Big Data as applied to terrorism (and more banal matters) is useful because it provides predictive behavior patterns without spending time and resources on locating the cause of the behavior. But should we abandon cause and just be concerned with potential effect? From Evgeny Morozov at Slate:

The end of theory, which Chris Anderson predicted in Wired a few years ago, has reached the intelligence community: Just like Google doesn’t need to know why some sites get more links from other sites—securing a better place on its search results as a result—the spies do not need to know why some people behave like terrorists. Acting like a terrorist is good enough.
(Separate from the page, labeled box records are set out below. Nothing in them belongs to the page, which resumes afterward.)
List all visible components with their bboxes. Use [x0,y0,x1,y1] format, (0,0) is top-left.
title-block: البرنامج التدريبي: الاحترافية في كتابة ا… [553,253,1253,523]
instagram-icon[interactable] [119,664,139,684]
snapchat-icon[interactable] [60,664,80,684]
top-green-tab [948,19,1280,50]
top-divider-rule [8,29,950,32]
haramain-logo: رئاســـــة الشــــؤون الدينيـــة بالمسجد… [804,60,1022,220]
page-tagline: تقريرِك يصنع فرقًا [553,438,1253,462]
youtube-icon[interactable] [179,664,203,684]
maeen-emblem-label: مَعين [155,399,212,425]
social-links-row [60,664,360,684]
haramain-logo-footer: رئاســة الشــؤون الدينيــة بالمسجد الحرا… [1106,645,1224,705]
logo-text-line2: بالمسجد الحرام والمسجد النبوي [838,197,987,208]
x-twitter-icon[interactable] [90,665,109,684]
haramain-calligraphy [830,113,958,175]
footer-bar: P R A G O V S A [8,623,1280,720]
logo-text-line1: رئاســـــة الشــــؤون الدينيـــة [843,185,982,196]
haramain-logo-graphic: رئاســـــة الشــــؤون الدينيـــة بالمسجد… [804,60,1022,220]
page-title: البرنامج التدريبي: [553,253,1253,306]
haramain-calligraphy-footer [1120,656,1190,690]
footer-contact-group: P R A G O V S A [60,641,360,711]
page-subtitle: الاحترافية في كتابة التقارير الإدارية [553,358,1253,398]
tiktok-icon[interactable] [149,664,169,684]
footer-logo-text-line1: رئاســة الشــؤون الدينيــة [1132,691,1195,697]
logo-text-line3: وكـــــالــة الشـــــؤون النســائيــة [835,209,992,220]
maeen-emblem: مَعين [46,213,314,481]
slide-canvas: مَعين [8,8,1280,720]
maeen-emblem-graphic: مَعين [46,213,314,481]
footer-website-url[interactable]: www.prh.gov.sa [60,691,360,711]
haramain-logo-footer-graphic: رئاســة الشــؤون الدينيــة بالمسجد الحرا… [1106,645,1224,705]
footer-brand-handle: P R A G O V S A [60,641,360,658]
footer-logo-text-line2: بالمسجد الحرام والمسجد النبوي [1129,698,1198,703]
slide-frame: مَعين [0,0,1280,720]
As the media academic Mark Andrejevic points out in Infoglut, his new book on the political implications of information overload, there is an immense—but mostly invisible—cost to the embrace of Big Data by the intelligence community (and by just about everyone else in both the public and private sectors). That cost is the devaluation of individual and institutional comprehension, epitomized by our reluctance to investigate the causes of actions and jump straight to dealing with their consequences. But, argues Andrejevic, while Google can afford to be ignorant, public institutions cannot. 
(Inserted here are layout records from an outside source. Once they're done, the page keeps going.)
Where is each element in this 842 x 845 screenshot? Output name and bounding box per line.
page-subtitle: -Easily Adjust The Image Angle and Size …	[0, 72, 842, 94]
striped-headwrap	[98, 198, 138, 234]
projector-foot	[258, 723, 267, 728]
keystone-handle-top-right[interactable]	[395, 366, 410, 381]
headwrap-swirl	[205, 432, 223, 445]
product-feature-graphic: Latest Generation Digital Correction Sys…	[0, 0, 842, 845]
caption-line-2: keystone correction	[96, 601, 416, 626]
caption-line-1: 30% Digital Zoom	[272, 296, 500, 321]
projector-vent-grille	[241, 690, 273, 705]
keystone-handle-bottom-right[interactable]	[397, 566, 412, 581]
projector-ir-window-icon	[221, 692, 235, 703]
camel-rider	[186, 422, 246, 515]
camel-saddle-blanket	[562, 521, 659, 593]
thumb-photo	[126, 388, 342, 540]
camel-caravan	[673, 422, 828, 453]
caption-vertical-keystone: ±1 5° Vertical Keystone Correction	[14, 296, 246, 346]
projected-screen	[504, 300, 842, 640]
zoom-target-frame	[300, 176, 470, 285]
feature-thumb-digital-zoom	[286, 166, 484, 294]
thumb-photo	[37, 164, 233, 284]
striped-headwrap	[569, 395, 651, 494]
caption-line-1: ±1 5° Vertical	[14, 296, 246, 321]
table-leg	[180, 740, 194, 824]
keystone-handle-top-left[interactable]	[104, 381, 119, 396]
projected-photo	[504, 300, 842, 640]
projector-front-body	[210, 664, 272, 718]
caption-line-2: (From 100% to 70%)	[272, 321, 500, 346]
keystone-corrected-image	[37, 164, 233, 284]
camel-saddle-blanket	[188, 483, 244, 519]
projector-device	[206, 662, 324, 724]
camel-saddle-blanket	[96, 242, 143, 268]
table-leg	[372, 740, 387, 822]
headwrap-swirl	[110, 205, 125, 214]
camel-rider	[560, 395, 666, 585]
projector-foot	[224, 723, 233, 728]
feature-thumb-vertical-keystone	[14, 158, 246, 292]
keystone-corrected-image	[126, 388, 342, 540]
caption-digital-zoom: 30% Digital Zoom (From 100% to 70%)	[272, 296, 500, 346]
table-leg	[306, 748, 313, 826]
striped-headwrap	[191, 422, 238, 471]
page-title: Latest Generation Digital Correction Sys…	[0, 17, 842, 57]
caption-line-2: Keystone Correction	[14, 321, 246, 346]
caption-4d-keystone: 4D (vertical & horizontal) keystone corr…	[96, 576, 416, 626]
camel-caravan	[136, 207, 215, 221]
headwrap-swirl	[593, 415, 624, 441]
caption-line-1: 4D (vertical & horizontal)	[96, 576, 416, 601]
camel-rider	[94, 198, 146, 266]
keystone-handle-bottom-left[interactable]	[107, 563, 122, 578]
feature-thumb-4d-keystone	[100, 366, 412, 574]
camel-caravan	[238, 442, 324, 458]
‘If the imperative of data mining is to continue to gather more data about everything,’ he writes, ‘its promise is to put this data to work, not necessarily to make sense of it. Indeed, the goal of both data mining and predictive analytics is to generate useful patterns that are far beyond the ability of the human mind to detect or even explain.’ In other words, we don’t need to inquire why things are the way they are as long as we can affect them to be the way we want them to be. This is rather unfortunate. The abandonment of comprehension as a useful public policy goal would make serious political reforms impossible.

Forget terrorism for a moment. Take more mundane crime. Why does crime happen? Well, you might say that it’s because youths don’t have jobs. Or you might say that’s because the doors of our buildings are not fortified enough. Given some limited funds to spend, you can either create yet another national employment program or you can equip houses with even better cameras, sensors, and locks. What should you do?

If you’re a technocratic manager, the answer is easy: Embrace the cheapest option.”